Localising the circular economy imperative in a post COVID-19 era: place, trade and multilateralism

Resource extraction and consumption is expected to double by 2060, driven by global population and GDP growth. Such a development trajectory will accelerate environmental degradation and biodiversity loss while exposing the shortcomings of our linear ‘take, make, dispose’ model of production and consumption. A circular economy, as a means to decouple economic growth from resource use and negative environmental impact, can become an avenue for a resilient and sustainable post-Covid-19 recovery. An appropriate mix of actionable policies can facilitate and accelerate the transition to a circular economy: sustainable product guidelines, empowerment of consumers and public buyers, enhanced waste prevention initiatives, incentives for the promotion of green technologies. Localising the circular economy would help concretely address challenging environmental, economic, but also social trends and challenges.

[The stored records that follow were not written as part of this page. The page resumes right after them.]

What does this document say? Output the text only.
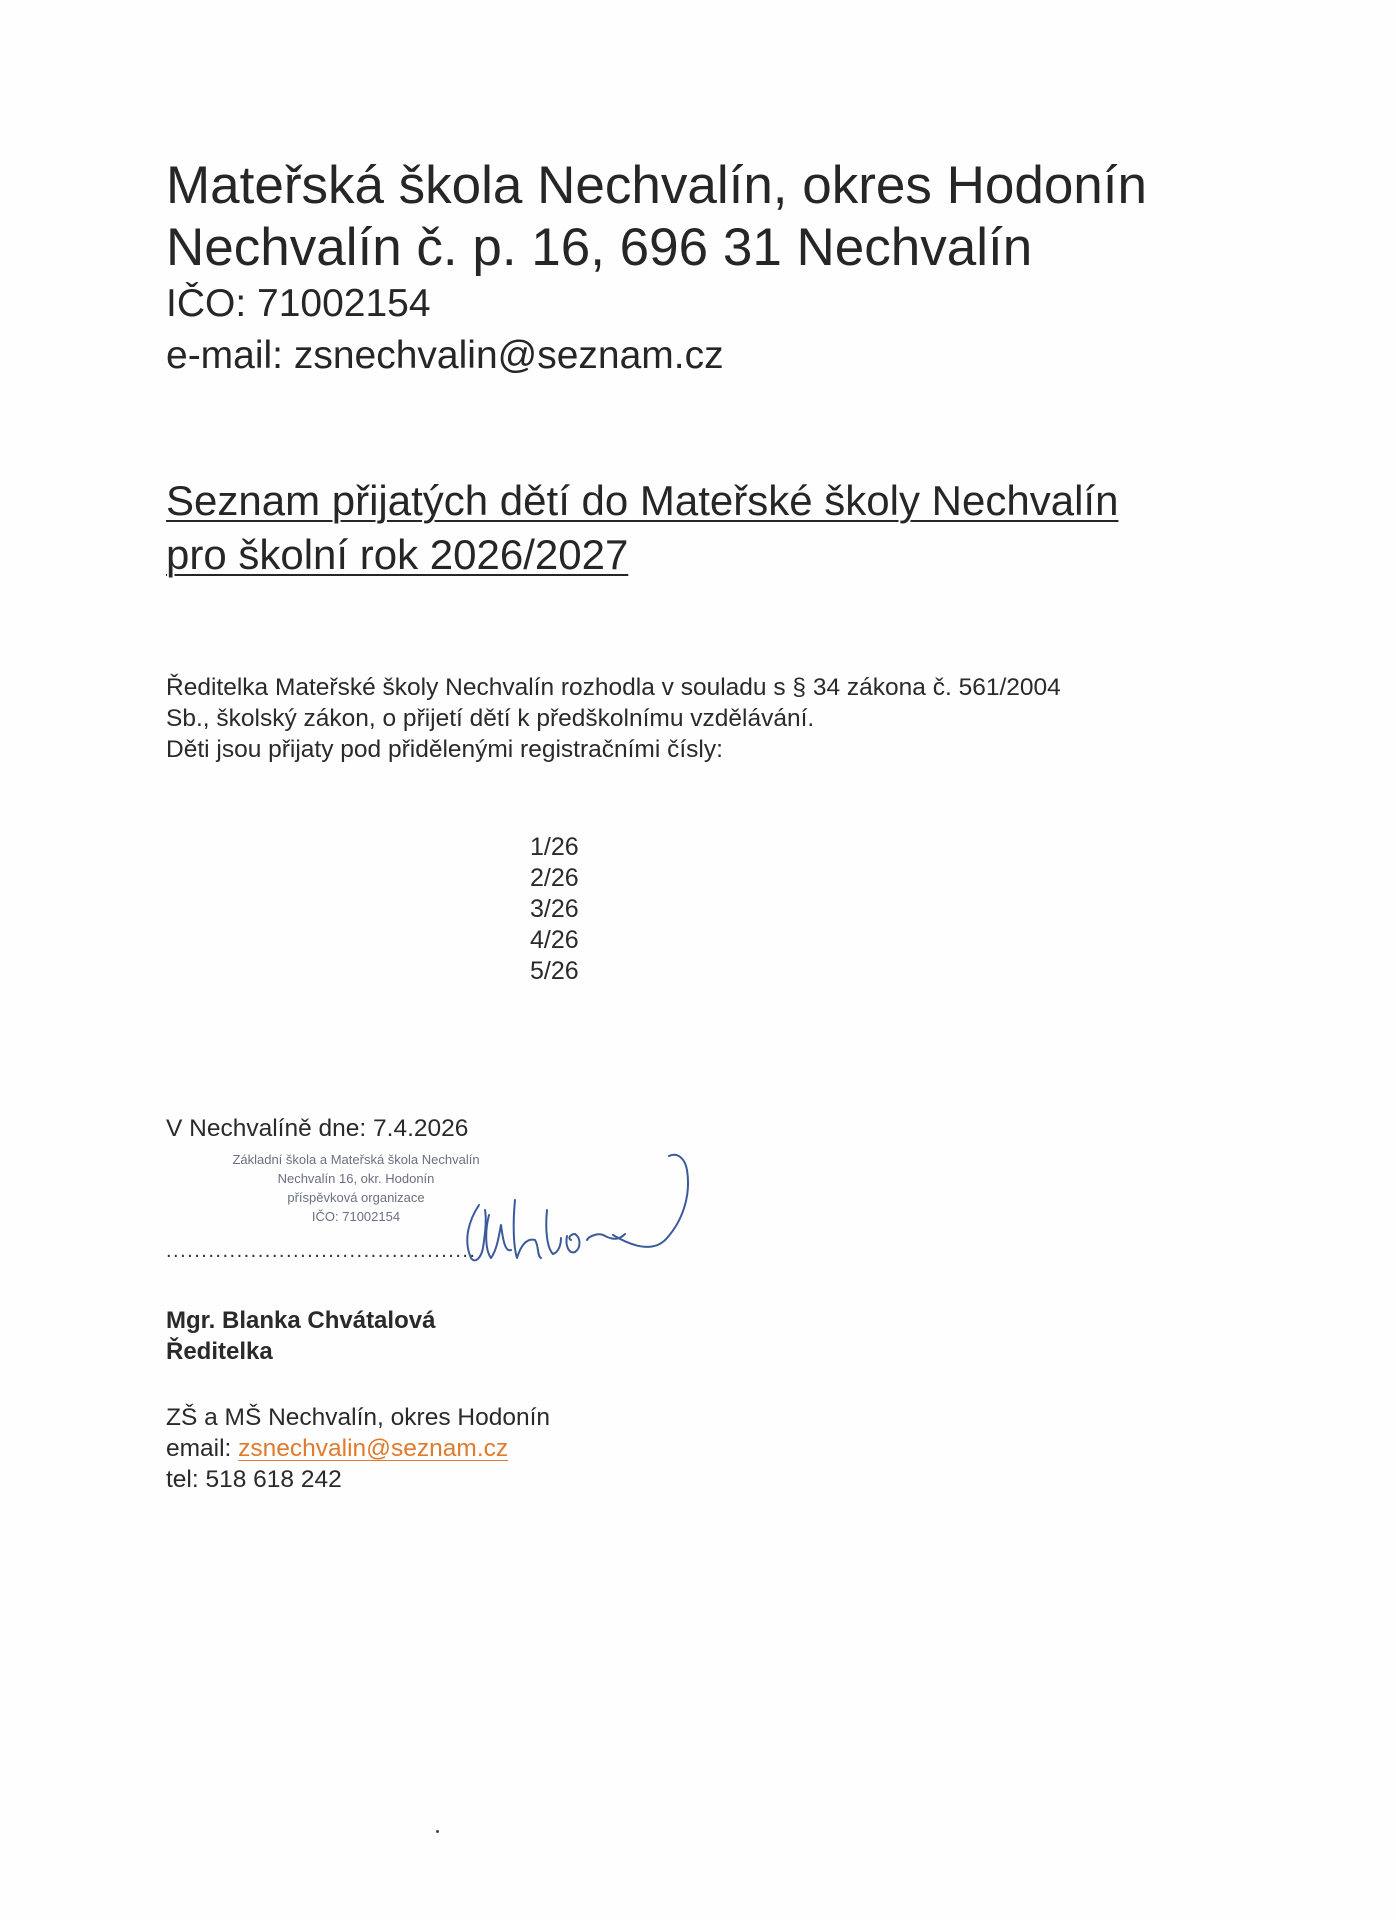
Mateřská škola Nechvalín, okres Hodonín
Nechvalín č. p. 16, 696 31 Nechvalín
IČO: 71002154
e-mail: zsnechvalin@seznam.cz
Seznam přijatých dětí do Mateřské školy Nechvalín
pro školní rok 2026/2027
Ředitelka Mateřské školy Nechvalín rozhodla v souladu s § 34 zákona č. 561/2004
Sb., školský zákon, o přijetí dětí k předškolnímu vzdělávání.
Děti jsou přijaty pod přidělenými registračními čísly:
1/26
2/26
3/26
4/26
5/26
V Nechvalíně dne: 7.4.2026
Základní škola a Mateřská škola Nechvalín
Nechvalín 16, okr. Hodonín
příspěvková organizace
IČO: 71002154
............................................
Mgr. Blanka Chvátalová
Ředitelka
ZŠ a MŠ Nechvalín, okres Hodonín
email: zsnechvalin@seznam.cz
tel: 518 618 242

Building on the immense potential for social and environmental technology innovation in urban areas, circularity can induce deep systemic changes in the economy and contribute to increased resilience in supply chains. A territorial approach to the circular economy transition can also benefit from a multilateral imperative for effective policy, performance monitoring, and regulatory frameworks to implement change beyond goodwill and self-assessments, as the interconnectivity of trade flows and geographies across the globe calls for combined local and global responses. On the panel, a group of distinguished experts will discuss practical examples and implementation experiences promoting a circular economy. Bringing in knowledge from various countries and fields, the panel will highlight recent trends and developments and enable the audience to broaden their perspectives on the circular economy transition.